Nue Propriété

Affiche Nue Propriété
Réalisé par Joachim Lafosse
Pays de production France, Belgique
Année 2006
Durée
Genre Drame
Distributeur Haut et Court
Acteurs Isabelle Huppert, Jérémie Renier, Patrick Descamps, Yannick Renier, Kris Cuppens
N° cinéfeuilles 541
Bande annonce (Allociné)

Critique

Description d'un grave dysfonctionnement familial - ou chronique d'une catastrophe annoncée -, NUE PROPRIETE s'installe dès les premières images dans un contexte de tension aiguë. Les rapports fusionnels que Pascale, mère divorcée (Isabelle Huppert) entretient avec ses deux grands fils Thierry (Jérémie Renier) et François (Yannick Renier) sont les signes avant-coureurs de toutes les difficultés à venir.

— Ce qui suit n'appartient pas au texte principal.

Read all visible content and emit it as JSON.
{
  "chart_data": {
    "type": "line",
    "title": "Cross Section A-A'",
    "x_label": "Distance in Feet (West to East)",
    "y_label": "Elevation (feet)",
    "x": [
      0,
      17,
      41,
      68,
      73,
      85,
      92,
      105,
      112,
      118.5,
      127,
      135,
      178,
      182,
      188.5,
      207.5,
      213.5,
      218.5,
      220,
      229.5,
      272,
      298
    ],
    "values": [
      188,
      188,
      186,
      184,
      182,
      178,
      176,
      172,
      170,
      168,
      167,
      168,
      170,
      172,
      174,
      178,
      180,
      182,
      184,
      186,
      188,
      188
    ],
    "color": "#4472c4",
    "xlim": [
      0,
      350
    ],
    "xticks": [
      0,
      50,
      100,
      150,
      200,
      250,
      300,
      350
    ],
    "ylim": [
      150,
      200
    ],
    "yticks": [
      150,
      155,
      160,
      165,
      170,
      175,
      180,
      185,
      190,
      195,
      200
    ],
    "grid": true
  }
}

On est en Wallonie, dans une immense et magnifique maison de campagne. Thierry et François sont jumeaux, très différents, mais toujours collés ensemble. Ils ont déjà dépassé l'âge où l'on quitte habituellement le cocon familial, mais préfèrent vivre aux crochets de leur mère, bonne cuisinière et bonne à tout faire que, de surcroît, ils prennent très souvent de haut. L'atmosphère est lourde, les vérités restent cachées, toute discussion avorte. Trois personnages qui sont comme prisonniers les uns des autres, le verrou de la culpabilité de chacun empêchant toute ouverture vers un avenir plus serein. Avec le temps, l'amour familial s'est transformé en haine, les mots sont blessants et l'injure presque quotidienne. Et comme les relations conflictuelles sont encore attisées par des questions d'argent (la maison représente une coquette fortune, qui en profitera donc plus tard?), le drame ne peut qu'éclater.

Une fois admis que, par le passé, de grosses et manifestes erreurs d'éducation ont été commises par les parents - mais en attribuer les causes à un divorce relève de la simplification abusive -, on pourra prendre intérêt au déroulement d'un récit bien mené, au découpage net, à la tension croissante. La caméra s'aventure intelligemment dans le monde intérieur de chacun, et NUE PROPRIETE devient peu à peu la peinture impitoyable d'un huis clos: la plupart des plans-séquences sont fixes, les cadrages rigoureux et les décors essentiellement ceux de l'intérieur de la maison. Les ouvertures vers le monde extérieur se font rares: quelques personnages (Luc, l'ex-mari de Pascale; Jan, son nouvel ami; Anne, la petite copine de Thierry) traversent parfois cet univers fermé, où l'air se révèle vite irrespirable. Ils n'insisteront pas. Le cinéaste belge Joachim Lafosse a réussi à créer un climat étrange, oppressant, nourri de cet imbroglio familial. Comment en sortir? La fin laissera bien des choses en suspens. Tous les personnages - peu sympathiques, on l'a compris - sont interprétés par une équipe de comédiens remarquables et impeccablement dirigés: Jérémie et Yannick Renier (les frères jumeaux), ainsi qu'Isabelle Huppert (mère-enfant fragile, ambiguë et résignée), pour n'en citer que trois, sont excellents.